I started off working inequality when it was considered a "non-subject", I was told just before the financial crash by the chief economist at the think tank I worked at that "inequality doesn't matter - its only growth that people care about. If you want to be a nice person do something on poverty." He was proved wrong very quickly. As the banks collapsed and people finally started asking the right questions inequality was back in vogue. Thomas Piketty's hefty book 'Capital in the 21st century' became a bestseller, and research from unlikely places like the OECD has uncovered just how detrimental inequality is to both society and the economy - nevertheless policy change has been lacking.
The longer I work on addressing economic inequality and witness exactly how inequality feeds through the veins of our economic, social, educational, legal and political systems I realise it comes down to two things - the same old things warned about in Ancient Greek and early economic texts - power and socially-constructed hierarchies - gender, race, class.
Yes, the government will say that it is forcing companies to be more transparent about their wage ratios - but what is transparency when there is no meaningful accountability? The current approach of naming and shaming directors where more than 20 per cent of shareholders vote against a company's pay proposals have been ineffective. The number of such instances doubled between 2017 and 2018 yet there has been no accompanying decline in executive pay. In recently privatised Royal Mail, for instance, 70 per cent of shareholders rejected the executive remuneration policy but it made no difference to the amount of money collected by the board.
CLASS, the High Pay Centre and others are calling for the Companies Act 2006 to be re-written to strengthen the duty that asks for stakeholders including workers, customers and suppliers to be considered. Such a change will help achieve a vital shift in corporate culture over time - making the inclusion of workers on boards more likely, and moving companies to think beyond the bottom line and short-term shareholder interests to their impact on society. CLASS research found that having a worker on remuneration committees resulted in an 'embarrassment factor' as executives feel less inclined to ask for huge pay packets with employees in the room.
Given the scale and stubbornness of the problem we also need to be much more direct in taking action. CLASS advocates removing excessive pay (over £300k) from being corporate tax deductible. This proposal from Richard Murphy is a tax levied on the employer rather than the employee. It has the potential to raise over £4.6 billion annually and will act as a strong disincentive to companies who continue to pay out high salaries.

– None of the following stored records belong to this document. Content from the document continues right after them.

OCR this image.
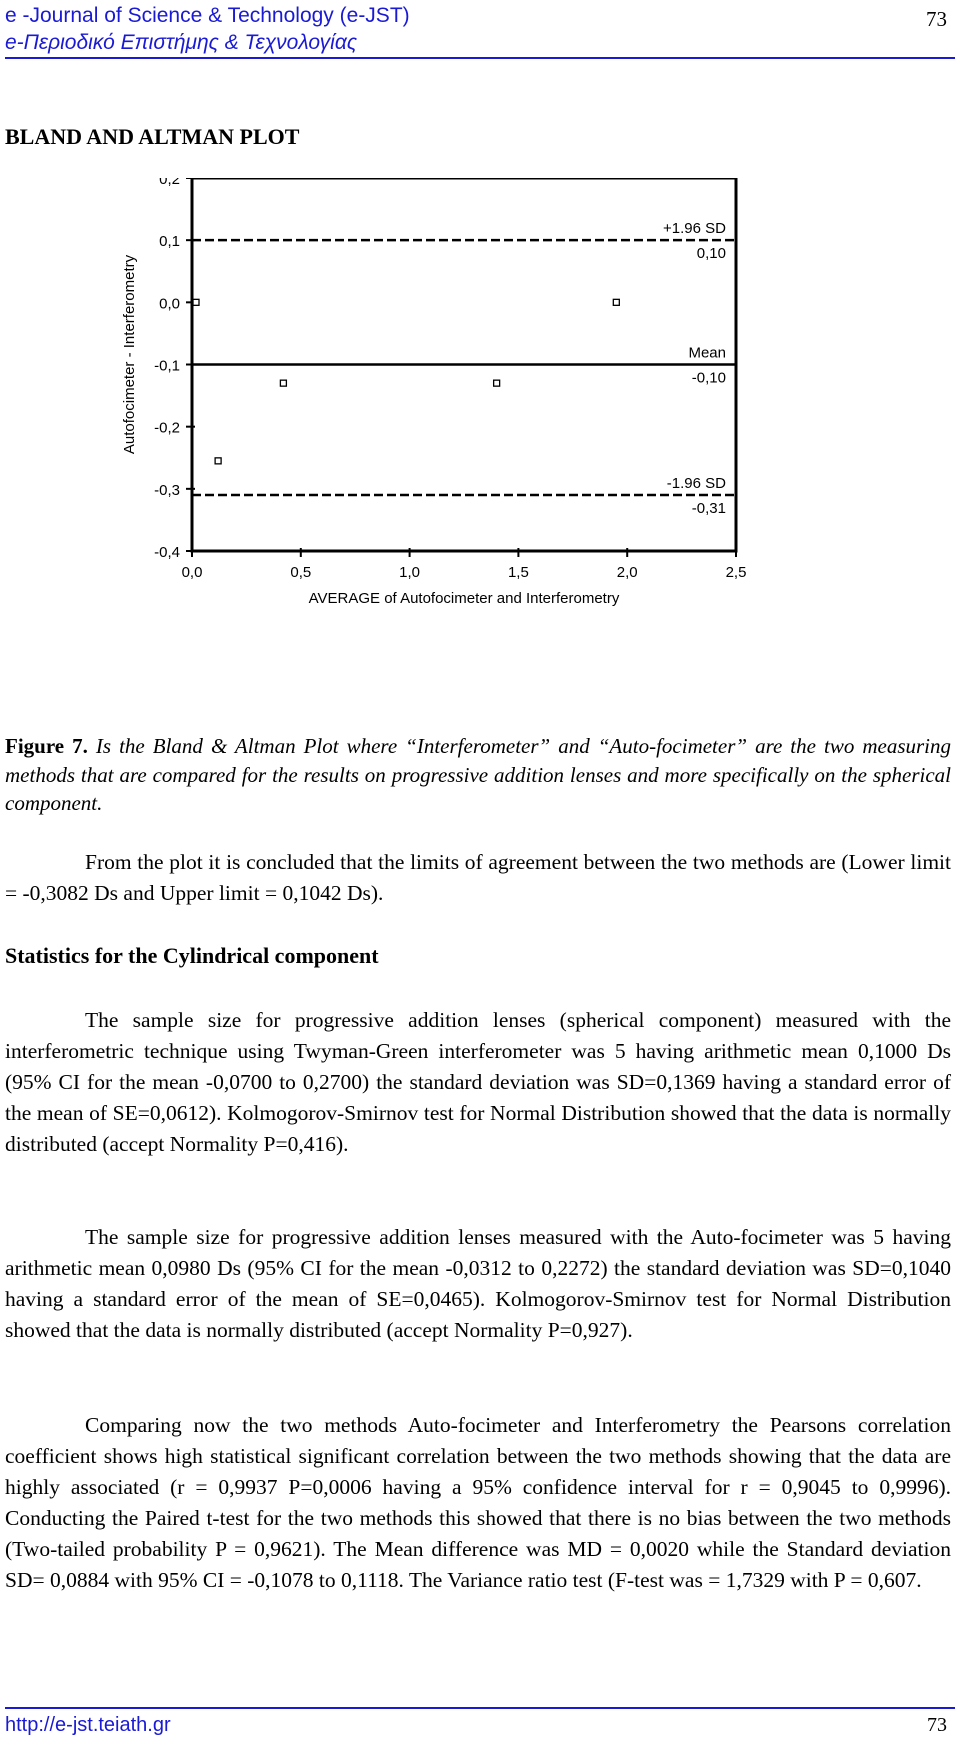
e -Journal of Science & Technology (e-JST)
e-Περιοδικό Επιστήμης & Τεχνολογίας
73
BLAND AND ALTMAN PLOT
0,2
0,1
0,0
-0,1
-0,2
-0,3
-0,4
0,0	0,5	1,0	1,5	2,0	2,5
+1.96 SD
0,10
Mean
-0,10
-1.96 SD
-0,31
AVERAGE of Autofocimeter and Interferometry
Autofocimeter - Interferometry
Figure 7. Is the Bland & Altman Plot where “Interferometer” and “Auto-focimeter” are the two measuring methods that are compared for the results on progressive addition lenses and more specifically on the spherical component.
From the plot it is concluded that the limits of agreement between the two methods are (Lower limit = -0,3082 Ds and Upper limit = 0,1042 Ds).
Statistics for the Cylindrical component
The sample size for progressive addition lenses (spherical component) measured with the interferometric technique using Twyman-Green interferometer was 5 having arithmetic mean 0,1000 Ds (95% CI for the mean -0,0700 to 0,2700) the standard deviation was SD=0,1369 having a standard error of the mean of SE=0,0612). Kolmogorov-Smirnov test for Normal Distribution showed that the data is normally distributed (accept Normality P=0,416).
The sample size for progressive addition lenses measured with the Auto-focimeter was 5 having arithmetic mean 0,0980 Ds (95% CI for the mean -0,0312 to 0,2272) the standard deviation was SD=0,1040 having a standard error of the mean of SE=0,0465). Kolmogorov-Smirnov test for Normal Distribution showed that the data is normally distributed (accept Normality P=0,927).
Comparing now the two methods Auto-focimeter and Interferometry the Pearsons correlation coefficient shows high statistical significant correlation between the two methods showing that the data are highly associated (r = 0,9937 P=0,0006 having a 95% confidence interval for r = 0,9045 to 0,9996). Conducting the Paired t-test for the two methods this showed that there is no bias between the two methods (Two-tailed probability P = 0,9621). The Mean difference was MD = 0,0020 while the Standard deviation SD= 0,0884 with 95% CI = -0,1078 to 0,1118. The Variance ratio test (F-test was = 1,7329 with P = 0,607.
http://e-jst.teiath.gr	73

Thirdly, if we want more deep-rooted change we need to strengthen trade unions. It is no coincidence that as trade union power has declined, wage inequality has increased. It's not rocket science - bosses aren't going to start realising they are not worth it by themselves, workers need more power so they can't ask legitimate questions about the distribution of pay in a company.
It's not if people don't want these changes - a 2018 survey showed that over half of voters supported increasing taxes for those on higher incomes. Thirty-nine percent of voters strongly favoured a cap of 20:1 on the ratio between an employer's highest and lowest-paid workers while just 8 percent strongly opposed one. But while right-wing politicians and bosses hold the cards, action will not be forthcoming. And while we are continually distracted with immigrant bashing, myths about the need for austerity and Brexit - CEOs will keep getting their pay increases, the global elite will continue to buy up properties, big companies like Google will continue avoiding taxes, and yes the rich will just keep getting richer. Let's hope 2019 is the year more of the population wake up to who's really to blame for our growing inequalities.